Following a successful and worthwhile visit to the Teifi Marshes, culminating in a stunning photograph of an osprey carrying a fish (click to view) , I continued towards St Davids. One of my very best postcard customers has a shop there and I had been asked to do some more designs of the area. I have to consciously think “postcard” when this is the objective. I suppose I expect other people to have the same visual sense as I do. It was a sunny day with little cloud and a rather dusty atmosphere – not surprising considering all the dry weather we have had this summer. Long distance visibility was not great.
And I couldn’t find my polarising filter. I had “mislaid” (not quite officially “lost”) my first choice polariser and could mentally picture my spare sitting on the desk at home. I don’t use one for bird photography but find it indispensible for landscapes. Without it, what would I actually do on this trip? I decided to concentrate on the area around the Cathedral and Bishops Palace, both situated in the shallow valley of the River Alun, west of the main built up area. I was on the edge of the woodland overlooking the Bishops Palace when I happened to glance upwards – and there was a fox calmly looking down on me as I went about my business.

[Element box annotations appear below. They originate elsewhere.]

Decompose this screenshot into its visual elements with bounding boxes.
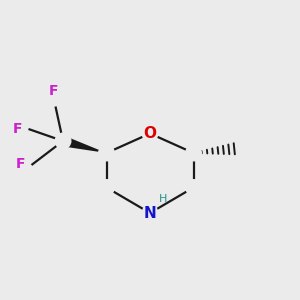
Circle shape — [142, 205, 158, 221]
Circle shape — [99, 145, 114, 161]
Text: F: F — [12, 122, 22, 136]
Text: H: H — [159, 194, 168, 205]
Text: N: N — [144, 206, 156, 220]
Polygon shape — [61, 136, 106, 153]
Circle shape — [186, 180, 201, 195]
Circle shape — [55, 133, 71, 149]
Circle shape — [99, 180, 114, 195]
Circle shape — [142, 126, 158, 141]
Circle shape — [186, 145, 201, 161]
Text: F: F — [48, 84, 58, 98]
Text: F: F — [15, 157, 25, 171]
Text: O: O — [143, 126, 157, 141]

The only lens I had with me (a 12-100 mm zoom) was long enough. I had time to adjust various settings for optimal quality, but I was grateful for the image stabilisation built in to the lens. By this time light levels were rather low.

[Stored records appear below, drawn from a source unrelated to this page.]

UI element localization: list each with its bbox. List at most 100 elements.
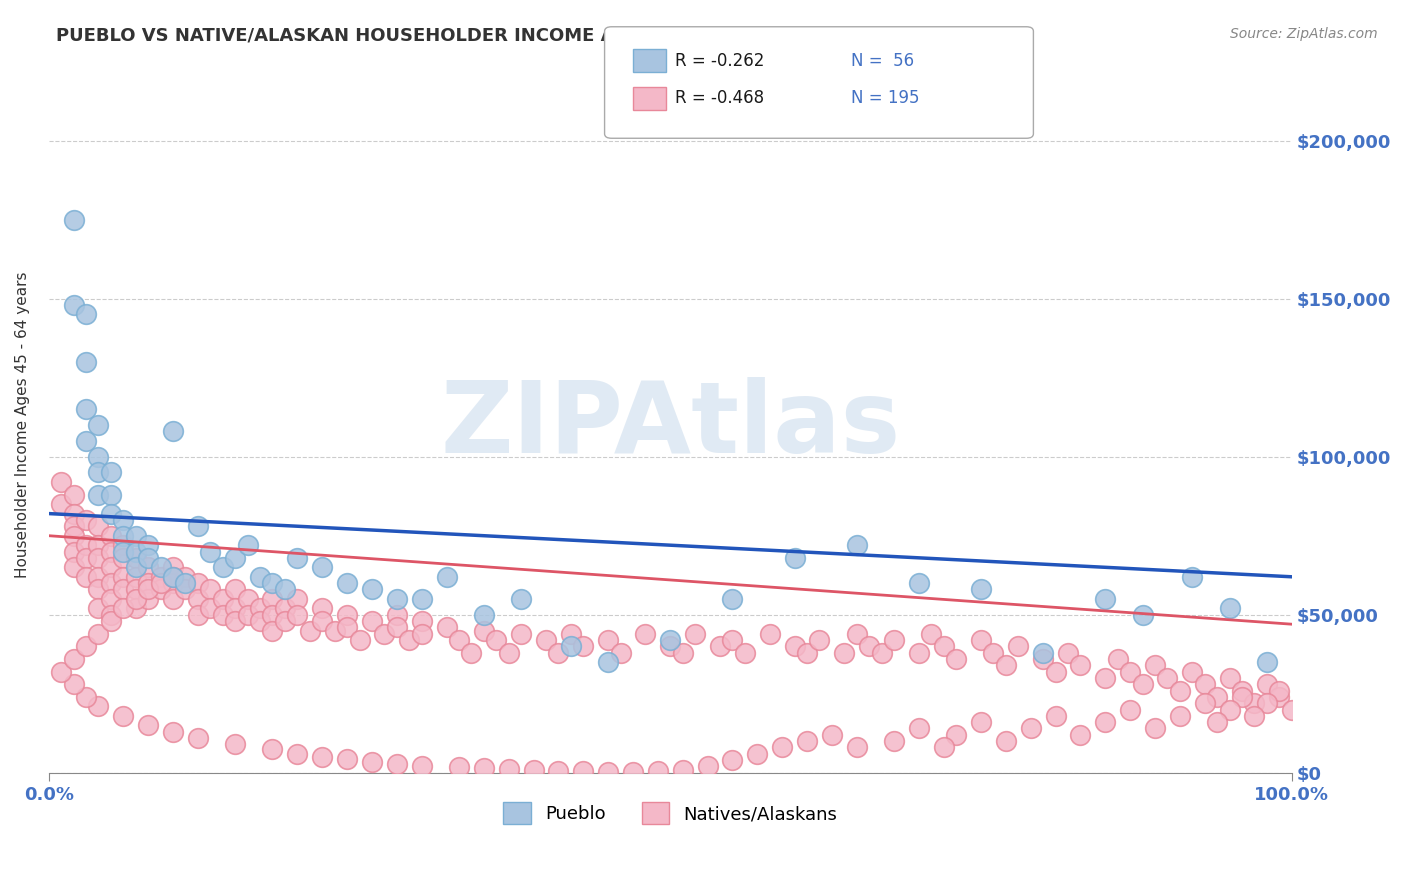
Point bbox=[385, 756, 408, 771]
Point bbox=[125, 544, 148, 558]
Point bbox=[224, 614, 246, 628]
Point bbox=[87, 450, 110, 464]
Point bbox=[361, 614, 384, 628]
Point bbox=[547, 646, 569, 660]
Point bbox=[285, 591, 308, 606]
Point bbox=[100, 466, 122, 480]
Point bbox=[224, 601, 246, 615]
Point bbox=[136, 550, 159, 565]
Point bbox=[87, 570, 110, 584]
Point bbox=[1156, 671, 1178, 685]
Point bbox=[460, 646, 482, 660]
Point bbox=[62, 677, 84, 691]
Point bbox=[75, 308, 97, 322]
Point bbox=[149, 576, 172, 591]
Point bbox=[125, 550, 148, 565]
Point bbox=[75, 550, 97, 565]
Point bbox=[672, 763, 695, 777]
Point bbox=[883, 632, 905, 647]
Point bbox=[1256, 655, 1278, 669]
Point bbox=[249, 570, 271, 584]
Point bbox=[734, 646, 756, 660]
Point bbox=[696, 759, 718, 773]
Point bbox=[361, 582, 384, 597]
Point bbox=[1168, 709, 1191, 723]
Point bbox=[572, 764, 595, 779]
Point bbox=[510, 591, 533, 606]
Point bbox=[908, 646, 931, 660]
Point bbox=[1069, 658, 1091, 673]
Point bbox=[298, 624, 321, 638]
Point bbox=[1230, 683, 1253, 698]
Point bbox=[522, 763, 544, 777]
Point bbox=[75, 355, 97, 369]
Point bbox=[174, 576, 197, 591]
Point bbox=[1045, 665, 1067, 679]
Point bbox=[1256, 677, 1278, 691]
Point bbox=[112, 601, 135, 615]
Point bbox=[311, 601, 333, 615]
Point bbox=[249, 614, 271, 628]
Point bbox=[945, 652, 967, 666]
Point bbox=[598, 655, 620, 669]
Point bbox=[845, 538, 868, 552]
Point bbox=[1243, 696, 1265, 710]
Point bbox=[100, 544, 122, 558]
Point bbox=[659, 640, 682, 654]
Point bbox=[100, 529, 122, 543]
Point bbox=[187, 591, 209, 606]
Point bbox=[125, 570, 148, 584]
Point bbox=[112, 709, 135, 723]
Point bbox=[112, 550, 135, 565]
Point bbox=[162, 560, 184, 574]
Point bbox=[821, 728, 844, 742]
Point bbox=[211, 607, 233, 622]
Point bbox=[1032, 646, 1054, 660]
Text: N =  56: N = 56 bbox=[851, 52, 914, 70]
Point bbox=[112, 538, 135, 552]
Point bbox=[162, 570, 184, 584]
Point bbox=[125, 529, 148, 543]
Point bbox=[870, 646, 893, 660]
Point bbox=[411, 591, 433, 606]
Point bbox=[447, 632, 470, 647]
Text: PUEBLO VS NATIVE/ALASKAN HOUSEHOLDER INCOME AGES 45 - 64 YEARS CORRELATION CHART: PUEBLO VS NATIVE/ALASKAN HOUSEHOLDER INC… bbox=[56, 27, 1025, 45]
Point bbox=[62, 529, 84, 543]
Point bbox=[932, 640, 955, 654]
Point bbox=[262, 742, 284, 756]
Point bbox=[51, 497, 73, 511]
Point bbox=[1045, 709, 1067, 723]
Point bbox=[112, 513, 135, 527]
Point bbox=[1132, 607, 1154, 622]
Point bbox=[721, 632, 744, 647]
Point bbox=[498, 646, 520, 660]
Point bbox=[883, 734, 905, 748]
Point bbox=[100, 614, 122, 628]
Point bbox=[112, 544, 135, 558]
Point bbox=[1069, 728, 1091, 742]
Point bbox=[323, 624, 346, 638]
Point bbox=[62, 488, 84, 502]
Point bbox=[1119, 665, 1142, 679]
Point bbox=[349, 632, 371, 647]
Point bbox=[621, 765, 644, 780]
Point bbox=[485, 632, 508, 647]
Point bbox=[1181, 570, 1204, 584]
Point bbox=[87, 519, 110, 533]
Point bbox=[1032, 652, 1054, 666]
Point bbox=[112, 529, 135, 543]
Point bbox=[87, 538, 110, 552]
Point bbox=[75, 690, 97, 704]
Point bbox=[1144, 658, 1167, 673]
Point bbox=[87, 626, 110, 640]
Point bbox=[200, 582, 222, 597]
Point bbox=[373, 626, 395, 640]
Point bbox=[75, 434, 97, 448]
Point bbox=[472, 761, 495, 775]
Point bbox=[87, 550, 110, 565]
Point bbox=[572, 640, 595, 654]
Text: R = -0.262: R = -0.262 bbox=[675, 52, 765, 70]
Point bbox=[236, 591, 259, 606]
Point bbox=[75, 640, 97, 654]
Point bbox=[336, 607, 359, 622]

Eventually the fox carried on its way. I quietly followed it on a parallel path and then, reaching a track, went upwards. The fox re-appeared from the vegetation and looked at me silently again. I took another burst of images, including the main photo above. I’m going to have to admit here that there was some extraneous and out-of-focus vegetation around the animal but I found it was easy enough to remove it using Lightroom’s AI Removal tool. (Almost too easy, really: where will it end?) None of these images would win the Wildlife Photographer of the Year for that reason , but I’m contented enough. What do you think?


I had a fitful night’s sleep, waking about 4 a.m. and frantically ransacking the van again for my polariser, but to no avail. Come the morning I looked through my bag again and there was the polariser. It was just sitting there in one of the pockets. How could I have missed it?? So it was over to the Cathedral with a spring in my step. As well as being a crucial photographic tool for me I think it must also be a comfort blanket. The Cathedral has surely been photographed a million times and it was difficult to envisage anything different, especially with a postcard in mind. I spent a while around the Cathedral grounds trying to find something new but I’m not sure I succeeded.